L'administration Obama présente une nouvelle version du plan de sauvetage du système financier amorcé par l'administration Bush.
Ce plan, espère-t-on, permettra de délester les banques de quelque 500 milliards de dollars américains d'actifs à risques et aussi, en coopération avec la Réserve fédérale, de débloquer 1000 milliards de prêts aux entreprises et aux ménages.
Le plan de M. Geithner contient trois éléments principaux, soit:
Ainsi, le Trésor va créer une société regroupant tous les investissements du gouvernement dans les banques. Aucun montant précis n'a été donné.
Washington durcira l'accès aux fonds publics pour les établissements financiers, cet accès étant « un privilège et non pas un droit », a dit M. Geithner.
L'administration Obama va également créer une structure à capitaux publics-privés, dotée de 500 milliards de dollars, pour reprendre les actifs douteux qui plombent les bilans des banques. Les fonds de cette structure pourraient augmenter à 1000 milliards de dollars, si nécessaire.
Enfin, la Réserve fédérale américaine et le Trésor vont étendre leur programme de soutien au crédit à la consommation et aux entreprises en étant prêt à le financer jusqu'à hauteur de 1000 milliards de dollars.
M. Geithner annoncera aussi dans les prochaines semaines un plan pour le logement, qui viendrait en aide aux propriétaires menacés de saisie immobilière.
Réaction négative des marchés
Ce plan n'aura pas rassuré les marchés financiers. En milieu de journée, Wall Street a perdu plus de 3,5 %.
Le président de la société de gestion Seacliff Capital à San Francisco, James Ellman, cité par Reuters, a dit que « les investisseurs veulent de la clarté, de la simplicité et de la détermination. Ce plan est considéré comme alambiqué, brouillon et brumeux ».

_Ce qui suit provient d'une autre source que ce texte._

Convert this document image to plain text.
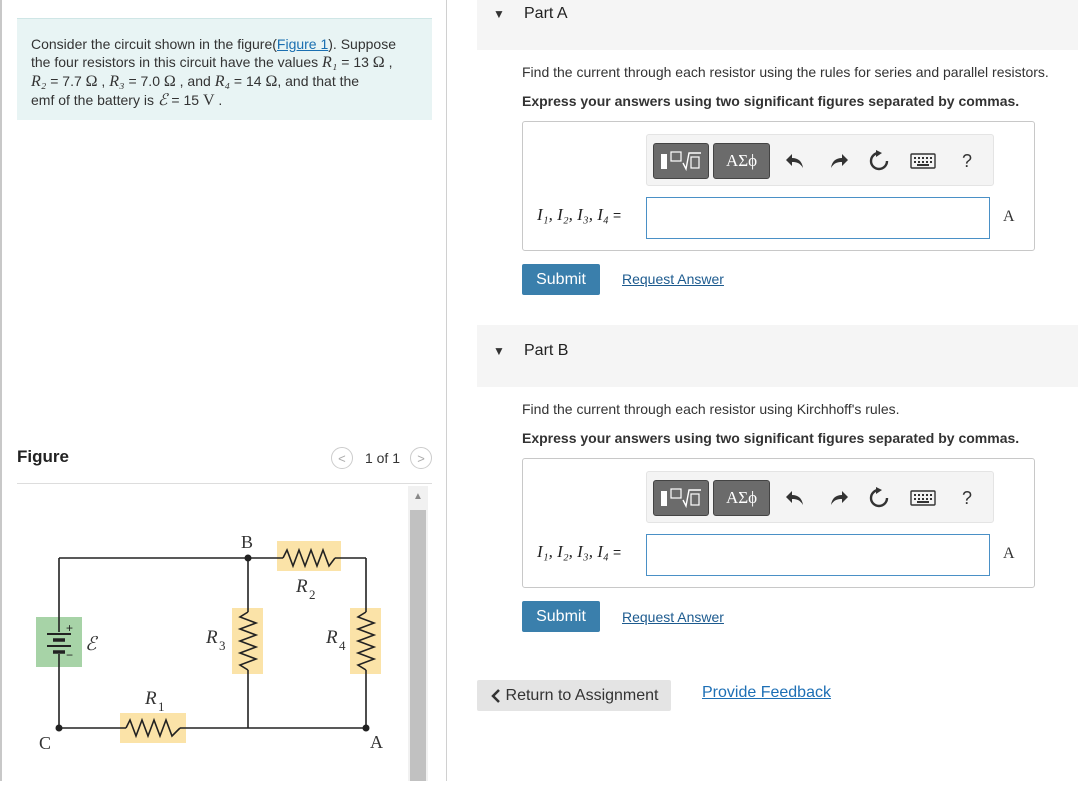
Consider the circuit shown in the figure(Figure 1). Suppose
the four resistors in this circuit have the values R₁ = 13 Ω ,
R₂ = 7.7 Ω , R₃ = 7.0 Ω , and R₄ = 14 Ω, and that the
emf of the battery is ℰ = 15 V .
Figure	< 1 of 1 >
+
− ℰ
B
C	A
R 2
R 3	R 4
R 1
▲
▼ Part A
Find the current through each resistor using the rules for series and parallel resistors.
Express your answers using two significant figures separated by commas.
ΑΣϕ	?
I₁, I₂, I₃, I₄ =	A
Submit	Request Answer
▼ Part B
Find the current through each resistor using Kirchhoff's rules.
Express your answers using two significant figures separated by commas.
ΑΣϕ	?
I₁, I₂, I₃, I₄ =	A
Submit	Request Answer
Return to Assignment	Provide Feedback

Il a ajouté que « le spectacle d'énormes montants d'argent du contribuable apportés à des institutions qui ont contribué au déclenchement de la crise, avec une transparence et une surveillance limitées, ont ajouté à la défiance de l'opinion publique ».
Tim Geithner n'a certainement pas contribué à les rassurer davantage, en déclarant à CNBC, mardi, que la crise financière actuelle était « sans précédent » et ne se résoudrait pas en quelques mois seulement.
« Je pense que les gens et, certainement, les marchés comprennent que c'est une crise financière aiguë et grave, et ce que nous devons faire, c'est d'être honnête et franc avec les gens pour leur dire combien cela va être difficile. Et, pour être honnête et direct, que cela va coûter des ressources et que cela va exiger que l'État prenne des risques que le marché ne peut pas prendre », a-t-il dit.
« Je pense que Wall Street espère une issue facile, et il n'y a pas d'issue facile », a déclaré de son côté le président Barack Obama.